Aquatic macroinvertebrates are good indicators of stream quality because:
- They are affected by the physical, chemical and biological conditions of the stream.
- They can't escape pollution and show effects of short and long-term pollution events.
- They are relatively long lived the life cycles of some sensitive macroinvertebrates range from one to several years.
- They are an important part of the food web, representing a broad range of trophic levels.
- They are abundant in most streams. Some 1st and 2nd order streams may lack fish, but they generally have macroinvertebrates.
- They are a food source for many recreationally and commercially important fish.
- They are relatively easy to collect and identify with inexpensive materials.
The basic principle behind the study of macroinvertebrates is that some species are more sensitive to pollution than others. Therefore, if a stream site is inhabited by organisms that can tolerate pollution, and the pollution-sensitive organisms are missing, a pollution problem is likely.
For example, stonefly nymphs, which are very sensitive to most pollutants, cannot survive if a stream's dissolved oxygen falls below a certain level. If a biosurvey shows that no stoneflies are present in a stream that used to support them, a hypothesis might be that dissolved oxygen has fallen to a point that keeps stoneflies from reproducing or has killed them outright.
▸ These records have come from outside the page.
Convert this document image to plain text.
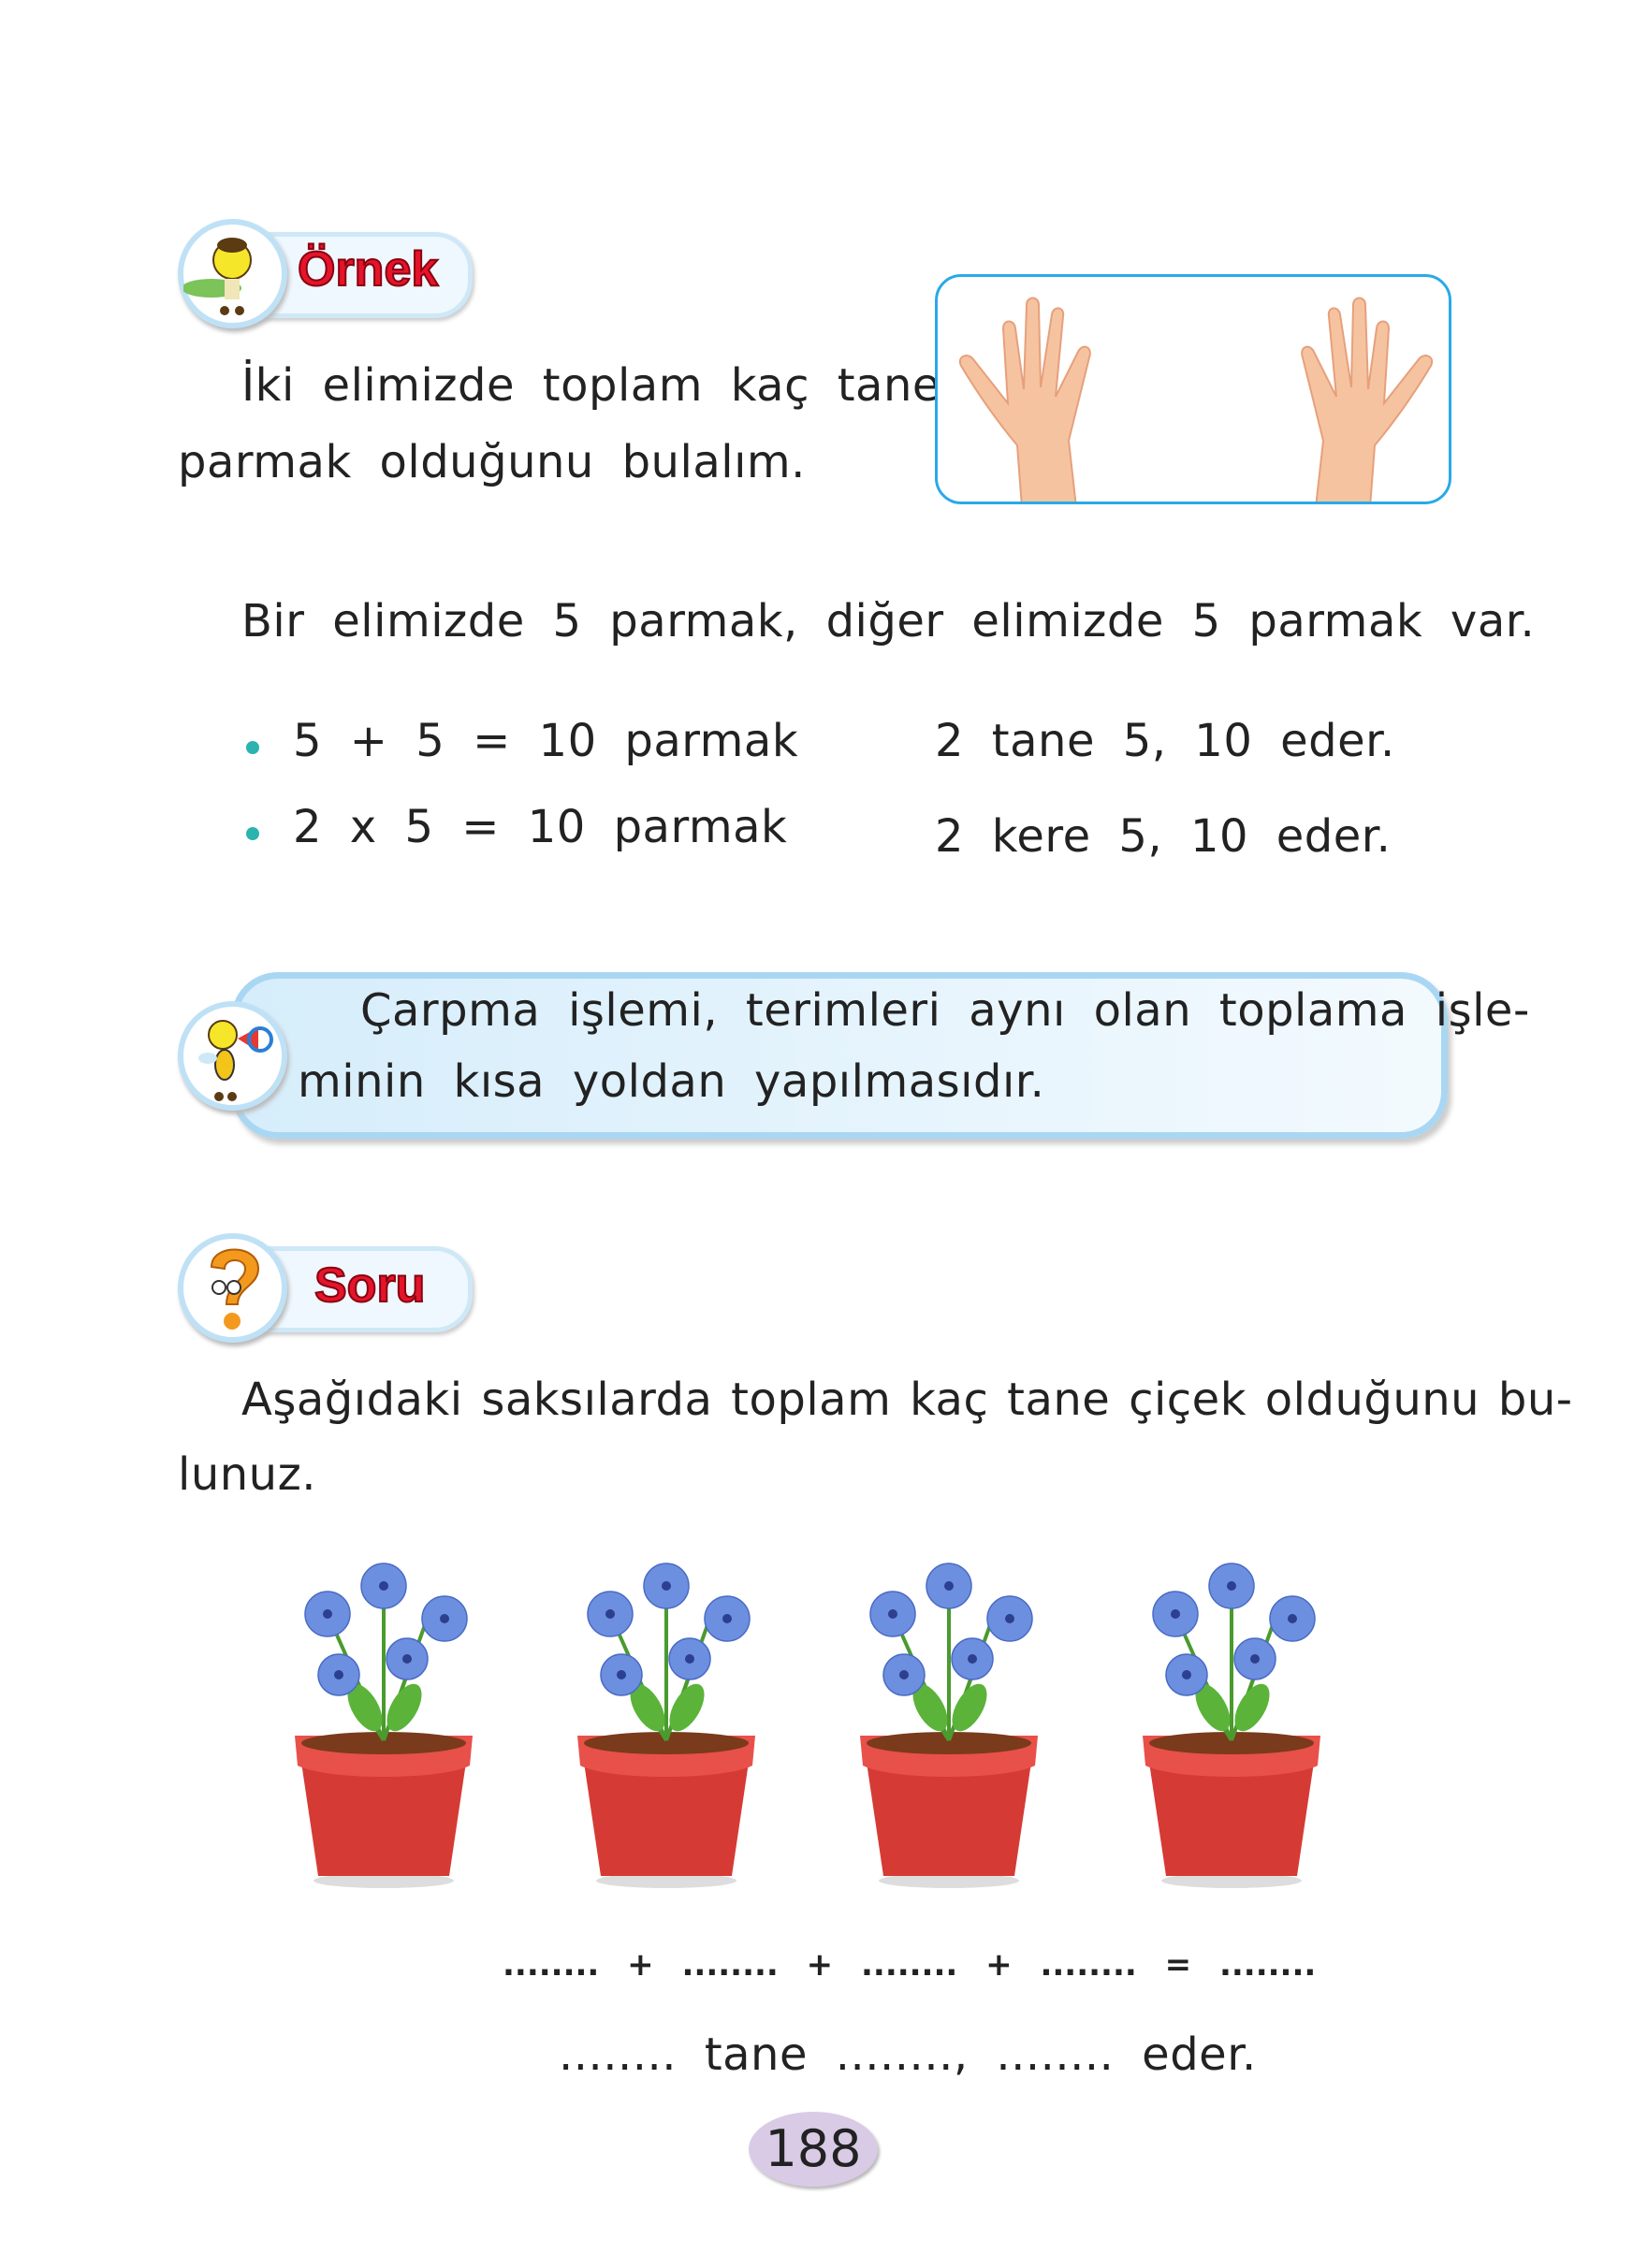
Örnek
İki elimizde toplam kaç tane
parmak olduğunu bulalım.
Bir elimizde 5 parmak, diğer elimizde 5 parmak var.
5 + 5 = 10 parmak	2 tane 5, 10 eder.
2 x 5 = 10 parmak	2 kere 5, 10 eder.
Çarpma işlemi, terimleri aynı olan toplama işle-
minin kısa yoldan yapılmasıdır.
Soru
Aşağıdaki saksılarda toplam kaç tane çiçek olduğunu bu-
lunuz.
........ + ........ + ........ + ........ = ........
........ tane ........, ........ eder.
188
This brings up both the advantage and disadvantage of the biosurvey. The advantage of the biosurvey is it tells us very clearly when the stream ecosystem is impaired, or "sick," due to pollution or habitat loss. It is not difficult to realize that a stream full of many kinds of crawling and swimming "critters" is healthier than one without much life. Different macros occupy different ecological niches within the aquatic environment, so diversity of species generally means a healthy, balanced ecosystem. The disadvantage of the biosurvey, on the other hand, is it cannot definitively tell us why certain types of creatures are present or absent.
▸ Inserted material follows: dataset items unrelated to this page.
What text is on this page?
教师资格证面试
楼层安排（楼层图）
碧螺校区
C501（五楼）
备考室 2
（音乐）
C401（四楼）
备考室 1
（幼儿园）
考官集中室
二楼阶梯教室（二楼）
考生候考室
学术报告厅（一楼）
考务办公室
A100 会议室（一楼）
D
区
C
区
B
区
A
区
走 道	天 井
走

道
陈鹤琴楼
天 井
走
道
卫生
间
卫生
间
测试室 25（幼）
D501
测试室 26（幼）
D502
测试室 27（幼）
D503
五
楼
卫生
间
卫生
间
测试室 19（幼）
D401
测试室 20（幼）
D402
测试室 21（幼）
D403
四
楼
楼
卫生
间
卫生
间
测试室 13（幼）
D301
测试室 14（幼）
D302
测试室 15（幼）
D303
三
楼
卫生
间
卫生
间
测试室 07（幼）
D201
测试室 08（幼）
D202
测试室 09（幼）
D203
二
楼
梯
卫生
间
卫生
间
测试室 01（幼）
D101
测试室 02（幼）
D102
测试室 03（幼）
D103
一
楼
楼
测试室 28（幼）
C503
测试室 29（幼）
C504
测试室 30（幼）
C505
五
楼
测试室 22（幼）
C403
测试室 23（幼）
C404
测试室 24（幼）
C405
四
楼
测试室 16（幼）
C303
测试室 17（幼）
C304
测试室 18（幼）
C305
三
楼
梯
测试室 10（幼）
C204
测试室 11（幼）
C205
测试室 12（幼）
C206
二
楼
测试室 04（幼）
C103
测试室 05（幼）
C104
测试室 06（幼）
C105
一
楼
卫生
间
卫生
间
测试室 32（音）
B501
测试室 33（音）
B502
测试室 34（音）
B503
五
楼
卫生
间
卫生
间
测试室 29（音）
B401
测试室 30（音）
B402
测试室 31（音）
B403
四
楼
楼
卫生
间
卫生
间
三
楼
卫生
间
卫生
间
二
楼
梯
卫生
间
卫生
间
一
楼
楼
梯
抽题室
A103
In this case, the absence of stoneflies might indeed be due to low dissolved oxygen. But is the stream under-oxygenated because it flows too sluggishly, or because pollutants in the stream are damaging water quality by using up the oxygen? The absence of stoneflies might also be due to other pollutants discharged by factories or run off from farmland, water temperatures that are too high, habitat degradation such as excess sand or silt on the stream bottom has ruined stonefly sheltering areas, or other conditions. Thus a biosurvey should be accompanied by an assessment of habitat and water quality conditions in order to help explain biosurvey results.